One could put up political resolutions.
Labour Weekly published an account of a young disabled woman who joined the Labour Party in 1974. At her first meeting she put forward a motion saying that discrimination against the disabled was wrong and there should be a law against it. That motion was passed by the branch, the Constituency Labour Party, and by Annual Conference. The Disability Discrimination Act of 1975 was a direct result of that young woman’s motion at a branch meeting.
People coming into the constituency were a matter of concern in the small branches. Were we going to stir up trouble?
The unions ran the Labour Party. Almost every safe Labour seat was funded and organised by a trade union. A few good unions also put money and support into the marginal seats that we needed to win a majority in Parliament.

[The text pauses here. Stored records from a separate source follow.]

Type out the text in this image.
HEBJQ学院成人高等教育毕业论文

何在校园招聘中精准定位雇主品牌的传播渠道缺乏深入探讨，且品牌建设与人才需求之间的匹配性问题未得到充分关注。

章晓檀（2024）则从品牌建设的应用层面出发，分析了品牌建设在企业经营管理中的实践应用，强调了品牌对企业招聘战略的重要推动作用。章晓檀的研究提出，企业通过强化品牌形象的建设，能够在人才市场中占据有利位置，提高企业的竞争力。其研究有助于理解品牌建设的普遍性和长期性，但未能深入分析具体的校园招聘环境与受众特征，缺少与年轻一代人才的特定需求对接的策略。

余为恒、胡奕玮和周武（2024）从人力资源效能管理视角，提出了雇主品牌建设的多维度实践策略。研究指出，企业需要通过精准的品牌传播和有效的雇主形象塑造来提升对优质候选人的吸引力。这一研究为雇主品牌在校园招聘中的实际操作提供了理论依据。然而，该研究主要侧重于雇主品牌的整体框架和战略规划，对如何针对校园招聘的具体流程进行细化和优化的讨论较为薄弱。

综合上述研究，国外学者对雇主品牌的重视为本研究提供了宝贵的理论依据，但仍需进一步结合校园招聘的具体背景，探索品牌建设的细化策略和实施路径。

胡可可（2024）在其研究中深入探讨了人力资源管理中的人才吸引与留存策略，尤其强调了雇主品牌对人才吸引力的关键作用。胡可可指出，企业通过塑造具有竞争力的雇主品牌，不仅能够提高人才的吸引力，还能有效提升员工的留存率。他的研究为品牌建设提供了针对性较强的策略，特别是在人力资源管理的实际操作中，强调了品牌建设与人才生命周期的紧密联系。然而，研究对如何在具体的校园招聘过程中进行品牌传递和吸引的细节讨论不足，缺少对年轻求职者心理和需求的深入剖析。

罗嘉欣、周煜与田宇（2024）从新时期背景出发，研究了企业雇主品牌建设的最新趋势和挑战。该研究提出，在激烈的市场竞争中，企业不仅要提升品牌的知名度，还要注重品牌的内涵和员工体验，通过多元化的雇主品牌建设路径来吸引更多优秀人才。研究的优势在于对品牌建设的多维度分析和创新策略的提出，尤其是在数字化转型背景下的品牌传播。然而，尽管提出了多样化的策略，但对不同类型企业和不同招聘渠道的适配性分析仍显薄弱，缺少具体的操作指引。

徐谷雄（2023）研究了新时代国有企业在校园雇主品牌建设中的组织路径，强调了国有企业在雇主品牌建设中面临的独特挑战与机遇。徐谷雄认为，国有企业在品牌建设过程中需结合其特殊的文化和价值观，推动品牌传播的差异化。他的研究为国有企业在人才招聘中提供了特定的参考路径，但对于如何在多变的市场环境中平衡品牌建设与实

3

Membership applications were accepted by the CLP rather than by the national party. Quite often a person seeking to join a CLP would be told that their application to join this CLP could not be processed until s/he had joined a trade union. Barristers and self employed joined ASTMS or ACTSS. Suspected Trots were sometimes told that the party was full.
There was corruption in safe Labour areas. This was the time of T. Dan Smith and Andrew Cunningham. Almost worse than the corruption was the apparent muppetry of so many Labour councillors. The trade union concept of solidarity and united front had tended to become “don’t rock the boat”.
Apart from the branch meetings everything worked on delegateships. Each branch could nominate delegates to the CLP. I cannot now remember if it was one place for every eight members or one for every ten. In those days when many people did not have cars and CLP meetings were boring it was not difficult to become a delegate.
Our leaders were giants. Harold Wilson, James Callaghan, Denis Healey, Barbara Castle, and in the second rank Antony Crosland, Richard Crossman (whom I hated), Anthony Wedgewood Benn, and Roy Jenkins.
Our technology was close to zilch. I remember at University being impressed by a young comrade who had bought himself a typewriter. There were no satnavs, no mobile phones, no emails, no web sites, no personal computers, and no fax machines. Communication was by letter, leaflet, and land line telephone. There was no telephone canvassing because it was too expensive.
Canvassing was not the finely tuned voter identification we use now. It was “Can we rely on your support” with responses “Yes” “Doubtful” or “No”.
We all used the Reading System because there was nothing else. We always “manned” (the terminology of the time) the polling stations.
In the marginals and the Tory areas the Labour Party was much more active.
Would I go back? Yes I would go back to my twenties. I think the new technology and the Corbyn resurgence is the best chance of a socialist Labour Government that I am ever likely to see.